Ascoltando l’intervista si comprende subito come si tratti di una scena costruita a tavolino per celebrare il regime saudita. Renzi elogia la gioventù della popolazione saudita (oltre il 65% di under 35), la capacità di investimento e di innovazione del Paese e il dinamismo di Riad. Scherza paragonando il costo del lavoro della capitale saudita a quello italiano, tralasciando che un reddito medio di 23mila dollari l’anno è garantito anche dallo sfruttamento sistematico dei lavoratori immigrati, come denunciato in un report dello Human Rights Watch.
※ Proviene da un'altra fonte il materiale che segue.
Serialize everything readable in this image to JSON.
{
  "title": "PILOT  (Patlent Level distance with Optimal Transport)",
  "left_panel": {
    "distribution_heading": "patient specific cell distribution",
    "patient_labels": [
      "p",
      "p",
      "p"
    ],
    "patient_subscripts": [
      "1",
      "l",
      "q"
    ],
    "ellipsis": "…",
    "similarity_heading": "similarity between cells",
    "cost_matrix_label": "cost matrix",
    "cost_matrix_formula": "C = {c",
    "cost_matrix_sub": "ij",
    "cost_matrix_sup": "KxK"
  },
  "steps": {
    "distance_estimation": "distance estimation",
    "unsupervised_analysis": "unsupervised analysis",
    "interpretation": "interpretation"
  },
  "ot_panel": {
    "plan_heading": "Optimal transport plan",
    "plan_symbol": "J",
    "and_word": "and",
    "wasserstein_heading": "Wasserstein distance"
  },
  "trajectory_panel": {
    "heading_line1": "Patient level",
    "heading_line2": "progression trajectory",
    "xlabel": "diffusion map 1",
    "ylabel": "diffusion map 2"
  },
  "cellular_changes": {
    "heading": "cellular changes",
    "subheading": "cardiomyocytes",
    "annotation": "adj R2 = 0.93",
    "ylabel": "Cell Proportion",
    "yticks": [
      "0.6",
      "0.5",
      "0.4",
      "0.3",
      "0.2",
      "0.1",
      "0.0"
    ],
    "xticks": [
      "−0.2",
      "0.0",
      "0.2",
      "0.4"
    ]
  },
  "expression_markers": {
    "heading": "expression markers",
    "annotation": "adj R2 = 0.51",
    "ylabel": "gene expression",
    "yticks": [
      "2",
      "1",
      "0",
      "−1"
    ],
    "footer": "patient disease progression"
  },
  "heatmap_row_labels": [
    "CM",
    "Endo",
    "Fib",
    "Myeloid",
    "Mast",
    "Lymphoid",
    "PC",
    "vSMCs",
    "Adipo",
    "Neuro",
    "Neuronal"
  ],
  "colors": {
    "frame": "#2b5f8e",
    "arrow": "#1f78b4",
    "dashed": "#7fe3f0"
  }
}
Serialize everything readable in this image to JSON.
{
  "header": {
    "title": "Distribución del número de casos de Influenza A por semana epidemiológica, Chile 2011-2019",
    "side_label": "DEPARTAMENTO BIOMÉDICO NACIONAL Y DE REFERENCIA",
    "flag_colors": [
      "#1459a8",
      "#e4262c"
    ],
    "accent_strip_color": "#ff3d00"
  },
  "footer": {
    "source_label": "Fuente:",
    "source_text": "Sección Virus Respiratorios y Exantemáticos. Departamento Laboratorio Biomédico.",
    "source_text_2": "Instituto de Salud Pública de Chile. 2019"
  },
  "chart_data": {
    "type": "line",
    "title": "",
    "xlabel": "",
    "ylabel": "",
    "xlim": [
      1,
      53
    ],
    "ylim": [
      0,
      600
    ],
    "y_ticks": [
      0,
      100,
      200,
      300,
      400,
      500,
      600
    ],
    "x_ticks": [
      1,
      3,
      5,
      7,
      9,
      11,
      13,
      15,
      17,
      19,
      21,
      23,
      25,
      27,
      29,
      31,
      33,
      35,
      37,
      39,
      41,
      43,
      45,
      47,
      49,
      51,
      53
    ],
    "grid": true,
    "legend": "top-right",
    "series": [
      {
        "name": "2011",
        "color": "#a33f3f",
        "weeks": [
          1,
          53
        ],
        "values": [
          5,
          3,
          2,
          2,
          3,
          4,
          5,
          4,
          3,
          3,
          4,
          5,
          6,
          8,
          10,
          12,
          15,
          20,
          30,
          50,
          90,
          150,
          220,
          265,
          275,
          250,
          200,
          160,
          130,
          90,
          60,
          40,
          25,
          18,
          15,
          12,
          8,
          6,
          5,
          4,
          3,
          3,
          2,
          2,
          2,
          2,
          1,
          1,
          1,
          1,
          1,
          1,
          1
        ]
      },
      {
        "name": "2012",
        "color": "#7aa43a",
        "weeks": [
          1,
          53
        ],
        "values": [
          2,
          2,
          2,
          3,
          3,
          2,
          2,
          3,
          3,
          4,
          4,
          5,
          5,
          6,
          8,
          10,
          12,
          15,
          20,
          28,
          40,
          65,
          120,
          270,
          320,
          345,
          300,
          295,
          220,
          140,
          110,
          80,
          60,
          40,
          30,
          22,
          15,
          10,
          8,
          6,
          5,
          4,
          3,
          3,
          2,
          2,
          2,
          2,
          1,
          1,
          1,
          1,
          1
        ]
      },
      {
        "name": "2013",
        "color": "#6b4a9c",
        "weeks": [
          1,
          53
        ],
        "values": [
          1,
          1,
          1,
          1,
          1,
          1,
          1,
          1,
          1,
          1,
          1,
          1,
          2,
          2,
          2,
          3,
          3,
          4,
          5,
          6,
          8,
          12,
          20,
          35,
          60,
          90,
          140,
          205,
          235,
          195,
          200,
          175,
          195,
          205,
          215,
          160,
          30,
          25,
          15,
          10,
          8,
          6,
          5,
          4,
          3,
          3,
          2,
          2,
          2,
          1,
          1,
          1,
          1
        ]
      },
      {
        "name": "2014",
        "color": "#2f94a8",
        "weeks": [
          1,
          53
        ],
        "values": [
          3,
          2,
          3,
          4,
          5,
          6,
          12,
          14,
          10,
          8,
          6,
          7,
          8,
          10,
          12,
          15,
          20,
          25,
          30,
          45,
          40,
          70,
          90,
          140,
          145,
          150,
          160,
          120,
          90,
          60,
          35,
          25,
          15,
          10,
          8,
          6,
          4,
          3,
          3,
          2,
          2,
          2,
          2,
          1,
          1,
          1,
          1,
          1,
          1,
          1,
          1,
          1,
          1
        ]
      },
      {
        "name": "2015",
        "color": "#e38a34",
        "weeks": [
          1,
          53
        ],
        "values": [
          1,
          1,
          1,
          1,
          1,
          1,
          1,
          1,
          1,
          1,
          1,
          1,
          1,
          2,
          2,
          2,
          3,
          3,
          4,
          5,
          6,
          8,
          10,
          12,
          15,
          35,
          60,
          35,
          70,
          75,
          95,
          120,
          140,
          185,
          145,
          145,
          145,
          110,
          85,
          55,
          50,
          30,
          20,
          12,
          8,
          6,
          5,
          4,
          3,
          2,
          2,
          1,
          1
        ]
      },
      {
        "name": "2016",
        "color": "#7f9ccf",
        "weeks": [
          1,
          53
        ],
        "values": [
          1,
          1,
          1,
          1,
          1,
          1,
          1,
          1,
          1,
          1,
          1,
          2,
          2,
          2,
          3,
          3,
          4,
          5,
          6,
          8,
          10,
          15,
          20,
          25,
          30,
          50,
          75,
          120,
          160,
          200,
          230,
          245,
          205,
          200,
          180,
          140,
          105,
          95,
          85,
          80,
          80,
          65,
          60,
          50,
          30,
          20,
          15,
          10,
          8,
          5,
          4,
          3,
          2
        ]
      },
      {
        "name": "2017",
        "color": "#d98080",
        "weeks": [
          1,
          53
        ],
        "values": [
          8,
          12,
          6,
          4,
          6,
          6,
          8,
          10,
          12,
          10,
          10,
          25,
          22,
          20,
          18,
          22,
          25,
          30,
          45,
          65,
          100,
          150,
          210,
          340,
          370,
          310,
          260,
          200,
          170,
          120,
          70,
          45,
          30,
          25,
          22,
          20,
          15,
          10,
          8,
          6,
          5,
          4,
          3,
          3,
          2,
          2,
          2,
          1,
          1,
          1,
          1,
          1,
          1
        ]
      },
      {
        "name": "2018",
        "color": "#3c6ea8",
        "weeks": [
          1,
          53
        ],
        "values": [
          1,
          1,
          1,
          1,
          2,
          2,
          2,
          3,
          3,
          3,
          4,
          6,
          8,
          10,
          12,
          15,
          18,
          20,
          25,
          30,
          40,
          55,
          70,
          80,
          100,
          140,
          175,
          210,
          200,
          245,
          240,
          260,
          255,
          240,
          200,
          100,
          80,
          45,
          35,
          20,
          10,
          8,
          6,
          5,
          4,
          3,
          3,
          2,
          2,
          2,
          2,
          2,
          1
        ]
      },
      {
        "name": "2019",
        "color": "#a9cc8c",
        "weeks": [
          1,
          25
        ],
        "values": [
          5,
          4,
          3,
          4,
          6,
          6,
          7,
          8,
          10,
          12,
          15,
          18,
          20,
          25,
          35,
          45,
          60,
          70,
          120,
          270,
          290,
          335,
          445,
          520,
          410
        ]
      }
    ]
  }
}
L’intera conversazione tra Renzi e Mbs si riduce a un’occasione per illustrare i risultati raggiunti dall’Arabia Saudita, sorvolando sistematicamente sulla violazione dei diritti umani, di libertà di espressione e una società tradizionalmente patriarcale che non sembra scuotere la vocazione femminista dichiarata da Renzi in diverse occasioni.
Renzi ha associato la sua persona e il ruolo istituzionale che ricopre in Parlamento alla narrazione di uno dei regimi più repressivi del Pianeta. Mentre il governo italiano prende una decisione importante, bloccando le forniture militari che Arabia Saudita ed Emirati Arabi Uniti utilizzano anche contro i civili in Yemen, Renzi ha prestato il suo volto per la propaganda di Riad. Se il leader di Italia Viva avesse la dignità e la coerenza democratica che spesso evoca nei suoi discorsi, ora dovrebbe chiudere ogni rapporto con l’Arabia Saudita fino al suo ritiro dalla vita politica del Paese, oppure dimettersi dalla carica di senatore. Questo dovrebbe essere il minimo per chi negli ultimi mesi si è auto proclamato paladino della democrazia italiana.